Emoção!! Olhos de cacimba, respirei fundo!!
- Pois a Sra é tudo o que eu disse e muito mais, seu valor é maior do que eu consigo escrever, saiba!!
- Olha moça, ninguém nunca me falou esse monte de coisa bunita assim não, mas, pensando bem, acho que você que é estudada deve de tá certa, só minhas filha me dão valor.
- Dona Percília, a Sra gosta do seu trabalho??
- Ara!!! Eu adoro, sabe?! Num sei fazer outra coisa, adoro quando chega aquele sacão de polvilho, quando o caminhãozinho da transportadora pára na frente da minha casa eu me sinto importante nesse dia, meus vizinho ficam admirado, daí eu junto tudo, o ovo caipira, os queijo curado, lindo, um montão de coisa, leite, isso é a minha vida, a minha lida!!!

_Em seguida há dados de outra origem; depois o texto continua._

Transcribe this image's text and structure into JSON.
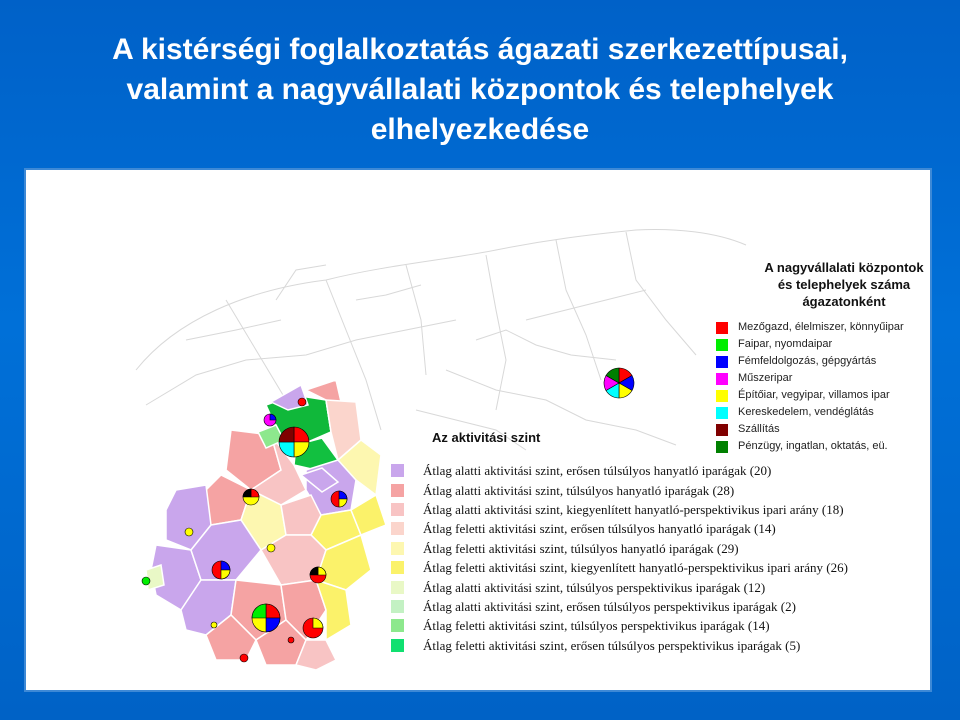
{
  "title": {
    "line1": "A kistérségi foglalkoztatás ágazati szerkezettípusai,",
    "line2": "valamint a nagyvállalati központok és telephelyek",
    "line3": "elhelyezkedése"
  },
  "industry_legend": {
    "title_line1": "A nagyvállalati központok",
    "title_line2": "és telephelyek száma",
    "title_line3": "ágazatonként",
    "items": [
      {
        "label": "Mezőgazd, élelmiszer, könnyűipar",
        "color": "#ff0000"
      },
      {
        "label": "Faipar, nyomdaipar",
        "color": "#00ee00"
      },
      {
        "label": "Fémfeldolgozás, gépgyártás",
        "color": "#0000ff"
      },
      {
        "label": "Műszeripar",
        "color": "#ff00ff"
      },
      {
        "label": "Építőiar, vegyipar, villamos ipar",
        "color": "#ffff00"
      },
      {
        "label": "Kereskedelem, vendéglátás",
        "color": "#00ffff"
      },
      {
        "label": "Szállítás",
        "color": "#800000"
      },
      {
        "label": "Pénzügy, ingatlan, oktatás, eü.",
        "color": "#008000"
      }
    ]
  },
  "activity_legend": {
    "title": "Az aktivitási szint",
    "items": [
      {
        "label": "Átlag alatti aktivitási szint, erősen túlsúlyos hanyatló iparágak (20)",
        "color": "#c9a6ec"
      },
      {
        "label": "Átlag alatti aktivitási szint, túlsúlyos hanyatló iparágak (28)",
        "color": "#f5a3a3"
      },
      {
        "label": "Átlag alatti aktivitási szint, kiegyenlített hanyatló-perspektivikus ipari arány (18)",
        "color": "#f8c4c4"
      },
      {
        "label": "Átlag feletti aktivitási szint, erősen túlsúlyos hanyatló iparágak (14)",
        "color": "#fbd5cc"
      },
      {
        "label": "Átlag feletti aktivitási szint, túlsúlyos hanyatló iparágak (29)",
        "color": "#fdf7b0"
      },
      {
        "label": "Átlag feletti aktivitási szint, kiegyenlített hanyatló-perspektivikus ipari arány (26)",
        "color": "#fbf26a"
      },
      {
        "label": "Átlag alatti aktivitási szint, túlsúlyos perspektivikus iparágak (12)",
        "color": "#e9f8c6"
      },
      {
        "label": "Átlag alatti aktivitási szint, erősen túlsúlyos perspektivikus iparágak (2)",
        "color": "#c3f1c3"
      },
      {
        "label": "Átlag feletti aktivitási szint, túlsúlyos perspektivikus iparágak (14)",
        "color": "#8de88d"
      },
      {
        "label": "Átlag feletti aktivitási szint, erősen túlsúlyos perspektivikus iparágak (5)",
        "color": "#10e070"
      }
    ]
  }
}
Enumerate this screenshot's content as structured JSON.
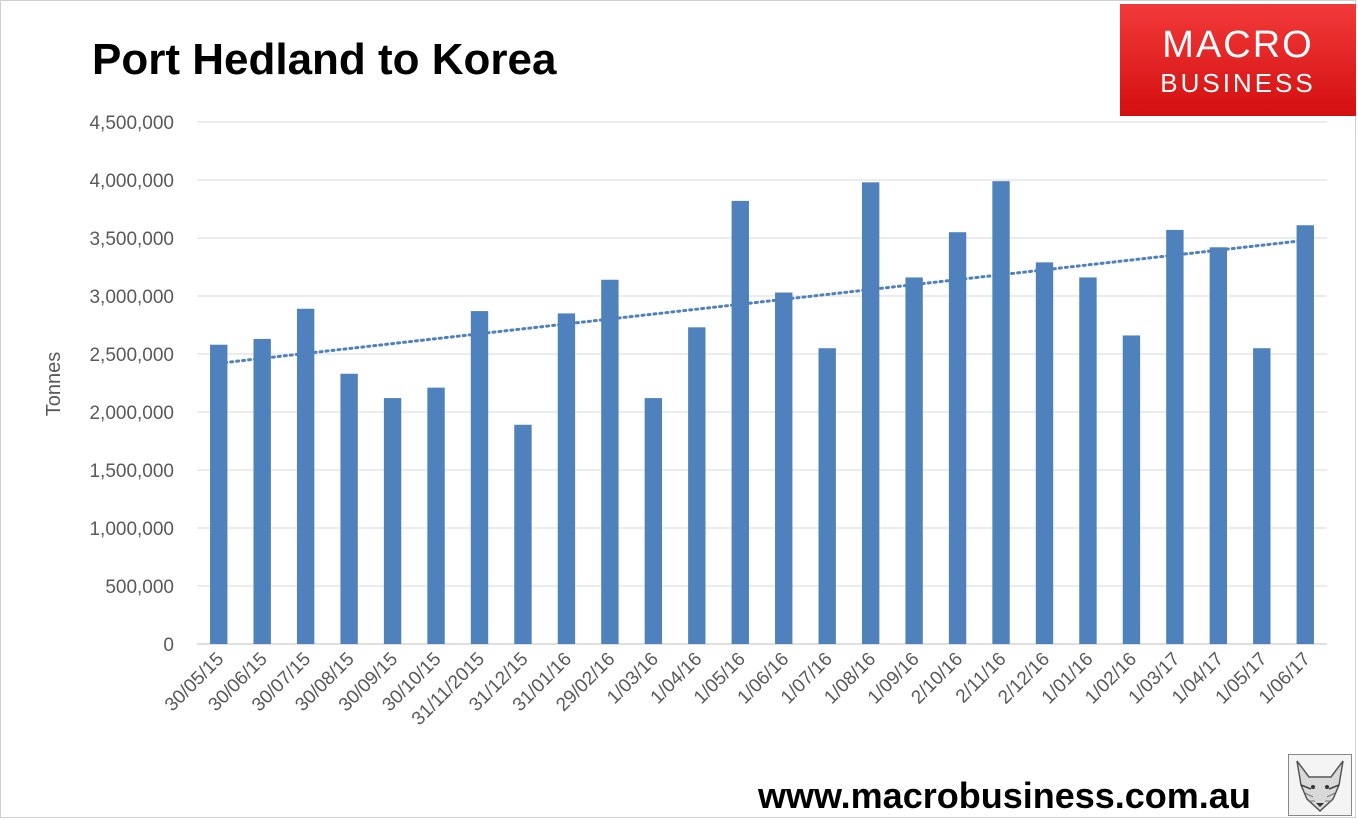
{
  "title": "Port Hedland to Korea",
  "logo": {
    "line1": "MACRO",
    "line2": "BUSINESS",
    "color": "#e01b1b"
  },
  "footer_url": "www.macrobusiness.com.au",
  "icons": {
    "mascot": "fox-icon"
  },
  "chart_data": {
    "type": "bar",
    "title": "Port Hedland to Korea",
    "xlabel": "",
    "ylabel": "Tonnes",
    "ylim": [
      0,
      4500000
    ],
    "yticks": [
      0,
      500000,
      1000000,
      1500000,
      2000000,
      2500000,
      3000000,
      3500000,
      4000000,
      4500000
    ],
    "ytick_labels": [
      "0",
      "500,000",
      "1,000,000",
      "1,500,000",
      "2,000,000",
      "2,500,000",
      "3,000,000",
      "3,500,000",
      "4,000,000",
      "4,500,000"
    ],
    "grid": true,
    "bar_color": "#4f81bd",
    "trendline": {
      "type": "linear",
      "style": "dotted",
      "color": "#4f81bd",
      "start": 2420000,
      "end": 3480000
    },
    "categories": [
      "30/05/15",
      "30/06/15",
      "30/07/15",
      "30/08/15",
      "30/09/15",
      "30/10/15",
      "31/11/2015",
      "31/12/15",
      "31/01/16",
      "29/02/16",
      "1/03/16",
      "1/04/16",
      "1/05/16",
      "1/06/16",
      "1/07/16",
      "1/08/16",
      "1/09/16",
      "2/10/16",
      "2/11/16",
      "2/12/16",
      "1/01/16",
      "1/02/16",
      "1/03/17",
      "1/04/17",
      "1/05/17",
      "1/06/17"
    ],
    "values": [
      2580000,
      2630000,
      2890000,
      2330000,
      2120000,
      2210000,
      2870000,
      1890000,
      2850000,
      3140000,
      2120000,
      2730000,
      3820000,
      3030000,
      2550000,
      3980000,
      3160000,
      3550000,
      3990000,
      3290000,
      3160000,
      2660000,
      3570000,
      3420000,
      2550000,
      3610000
    ]
  }
}
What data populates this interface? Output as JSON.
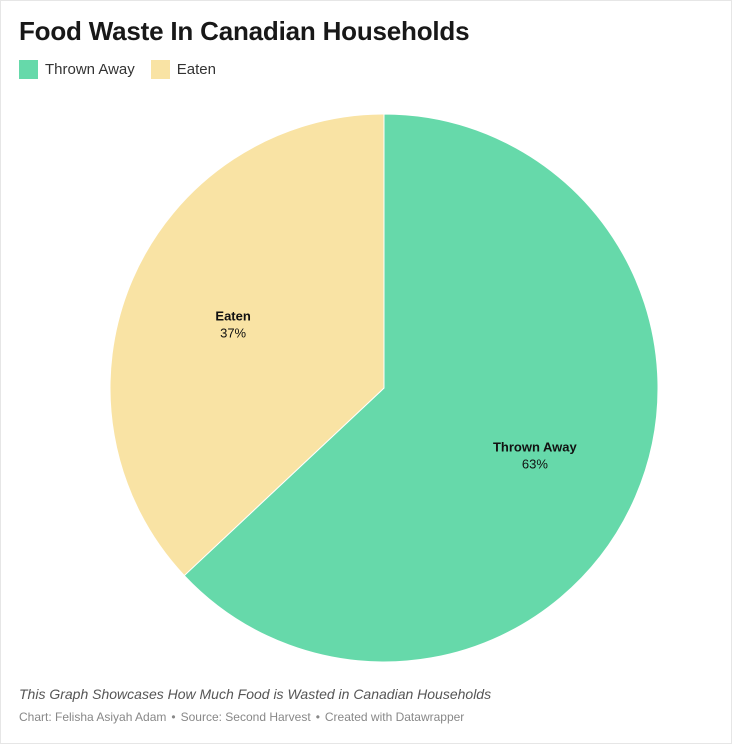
{
  "chart_data": {
    "type": "pie",
    "title": "Food Waste In Canadian Households",
    "description": "This Graph Showcases How Much Food is Wasted in Canadian Households",
    "legend_position": "top-left",
    "slices": [
      {
        "name": "Thrown Away",
        "value": 63,
        "label": "63%",
        "color": "#66d9aa"
      },
      {
        "name": "Eaten",
        "value": 37,
        "label": "37%",
        "color": "#f9e3a4"
      }
    ],
    "legend": [
      {
        "name": "Thrown Away",
        "color": "#66d9aa"
      },
      {
        "name": "Eaten",
        "color": "#f9e3a4"
      }
    ]
  },
  "footer": {
    "chart_credit": "Chart: Felisha Asiyah Adam",
    "source": "Source: Second Harvest",
    "created_with": "Created with Datawrapper",
    "separator": "•"
  }
}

- Tá vendo Dona Percília?! O quanto é importante e realizador fazer o que a gente gosta e sabe fazer, né?!
- Pois é..... e você sabe escrever, achei isso sim, diferente, engraçado!!!
- É, de fato, muitas vezes é muito engraçado mesmo!!!
- Dona Percília, esse é o meu cartão, aqui tem meus contatos todos, fique à vontade para me procurar quando a Sra quiser, meu ônibus está chegando, foi um enorme prazer conversar com a Sra. Por favor, levante-se e me dê um abraço, tá?!
- A Sra quer me abraçar?? Por que??
- Porque a Sra é uma pessoa admirável e merece carinho, respeito!
Foi um abraço tão afetuoso, com o delicioso cheiro de chipa, eu o guardarei para sempre. Olho para a chipa que restou, enternurada!!